Enter the Virtual World

Manufacturing Engineering, Oct 2007 by Waurzyniak, Patrick

The digital pipeline's first frontier was product engineering, notes Klem, and in GM's manufacturing engineering organization, the company uses the UGS CAD and Teamcenter, as GM has about 30,000 Teamcenter seats as its product development backbone. "We use the same, primarily Unigraphics, toolkit although we also have other entries into it, and we subscribe to a commercial-off-the-shelf [COTS] toolkit-we do not have customized tools," Klem says. "Teamcenter is really what holds it all the way through the manufacturing engineering group and into the plants. That's the consistent lifecycle story that we have. And with manufacturing engineering, there's a number of unique applications to manufacturing: 3-D plant layout; the Body-in-White Process Planner, and the simulation analysis capabilities, so there's a certain degree of niche tools that we use to complement what is already existing and continuing in the pipeline from product development."

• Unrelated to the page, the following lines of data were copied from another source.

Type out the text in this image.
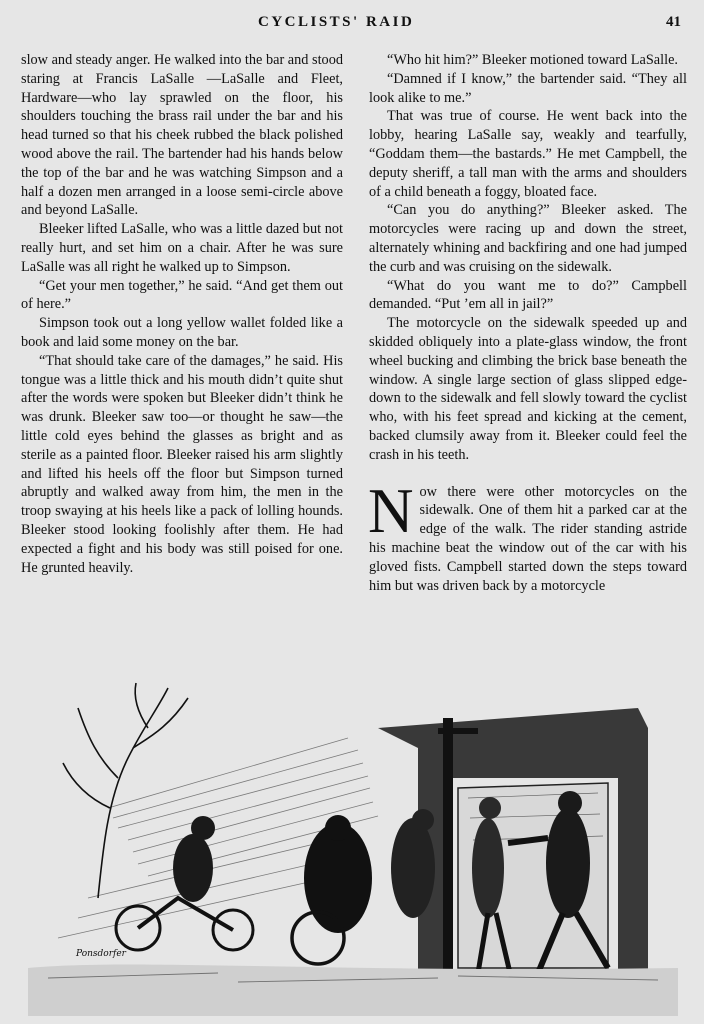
CYCLISTS' RAID	41

slow and steady anger. He walked into the bar and stood staring at Francis LaSalle —LaSalle and Fleet, Hardware—who lay sprawled on the floor, his shoulders touching the brass rail under the bar and his head turned so that his cheek rubbed the black polished wood above the rail. The bartender had his hands below the top of the bar and he was watching Simpson and a half a dozen men arranged in a loose semi-circle above and beyond LaSalle.

Bleeker lifted LaSalle, who was a little dazed but not really hurt, and set him on a chair. After he was sure LaSalle was all right he walked up to Simpson.

“Get your men together,” he said. “And get them out of here.”

Simpson took out a long yellow wallet folded like a book and laid some money on the bar.

“That should take care of the damages,” he said. His tongue was a little thick and his mouth didn’t quite shut after the words were spoken but Bleeker didn’t think he was drunk. Bleeker saw too—or thought he saw—the little cold eyes behind the glasses as bright and as sterile as a painted floor. Bleeker raised his arm slightly and lifted his heels off the floor but Simpson turned abruptly and walked away from him, the men in the troop swaying at his heels like a pack of lolling hounds. Bleeker stood looking foolishly after them. He had expected a fight and his body was still poised for one. He grunted heavily.

“Who hit him?” Bleeker motioned toward LaSalle.

“Damned if I know,” the bartender said. “They all look alike to me.”

That was true of course. He went back into the lobby, hearing LaSalle say, weakly and tearfully, “Goddam them—the bastards.” He met Campbell, the deputy sheriff, a tall man with the arms and shoulders of a child beneath a foggy, bloated face.

“Can you do anything?” Bleeker asked. The motorcycles were racing up and down the street, alternately whining and backfiring and one had jumped the curb and was cruising on the sidewalk.

“What do you want me to do?” Campbell demanded. “Put ’em all in jail?”

The motorcycle on the sidewalk speeded up and skidded obliquely into a plate-glass window, the front wheel bucking and climbing the brick base beneath the window. A single large section of glass slipped edge-down to the sidewalk and fell slowly toward the cyclist who, with his feet spread and kicking at the cement, backed clumsily away from it. Bleeker could feel the crash in his teeth.

Now there were other motorcycles on the sidewalk. One of them hit a parked car at the edge of the walk. The rider standing astride his machine beat the window out of the car with his gloved fists. Campbell started down the steps toward him but was driven back by a motorcycle

Ponsdorfer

To date, GM has fully deployed those systems into most plant environments. "We're continually looking at the capabilities, and we're looking for the best tools that GM needs," Klem notes. "You balance that with the integration capabilities versus functionality, cost to a lesser extent, but at the present time, maybe there's a bit of legacy. We have used the Delmia toolkit in the past for the simulation capability, workcell simulation, and some of the CCRW work."

Using best-of-breed applications, GM also has implemented Tecnomatix tools from Siemens PLM Software. "A lot of what Delmia and UG have wasn't there six or seven years ago," Klem notes. "They've gone through acquisitions to get there. What fits well with what we're doing is the Tecnomatix suite, and I see that playing very much into the Teamcenter integration base."

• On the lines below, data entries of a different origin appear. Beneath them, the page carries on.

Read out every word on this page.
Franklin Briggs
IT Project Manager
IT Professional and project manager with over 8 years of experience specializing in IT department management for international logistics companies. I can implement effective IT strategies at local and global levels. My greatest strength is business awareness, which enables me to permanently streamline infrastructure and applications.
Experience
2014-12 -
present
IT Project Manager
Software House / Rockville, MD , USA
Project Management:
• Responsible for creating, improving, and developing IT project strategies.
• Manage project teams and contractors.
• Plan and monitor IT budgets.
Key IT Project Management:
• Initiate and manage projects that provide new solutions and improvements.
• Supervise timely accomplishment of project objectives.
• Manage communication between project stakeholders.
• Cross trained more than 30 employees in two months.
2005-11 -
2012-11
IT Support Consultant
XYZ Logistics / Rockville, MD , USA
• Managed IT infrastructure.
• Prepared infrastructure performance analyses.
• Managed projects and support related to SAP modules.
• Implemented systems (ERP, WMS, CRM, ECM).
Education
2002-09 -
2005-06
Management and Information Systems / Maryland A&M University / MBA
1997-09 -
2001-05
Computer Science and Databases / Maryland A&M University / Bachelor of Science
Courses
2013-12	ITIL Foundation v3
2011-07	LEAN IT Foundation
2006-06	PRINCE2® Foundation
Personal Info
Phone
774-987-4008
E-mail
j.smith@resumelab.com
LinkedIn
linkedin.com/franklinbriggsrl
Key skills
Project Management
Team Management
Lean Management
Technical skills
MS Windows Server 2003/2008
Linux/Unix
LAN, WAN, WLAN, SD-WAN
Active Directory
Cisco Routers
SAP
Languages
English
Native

Product definitions for automotive body parts are mastered in Teamcenter, where manufacturing engineers access the data to first arrange it into an architectural bill of process, explains Shashi Rajagopalan, manager, Body-in-White manufacturing, GM IS&S. "Next, we start validating the weld-definition points. This is all done with the Unigraphics toolkit, today the NX toolkit weld assistant.

"We use a Delmia toolkit for workcell simulation, making sure there's no collisions, generating the off-line program," Rajagopalan adds, "and Autodesk's AutoCAD products. We also master a 3-D layout in conjunction with FactoryCAD, which is a Unigraphics offering. We have this mix of toolkits, and Delmia's is another key thing where we catch a bunch of collisions-it's basically costavoidance measures way-upfront, to be able to evaluate a new process going to an existing plant to see where the plant monuments have to be preserved, so we don't have to rip the entire plant out." Delmia Automation is used for the controls emulation portion. "As we redefine or validate, the Delmia workcell simulation can simulate the mechanical components of the workcell," he adds. "On the controls side of it, we use some of the automation tools to validate the control logic against the actual simulation in the virtual equipment set."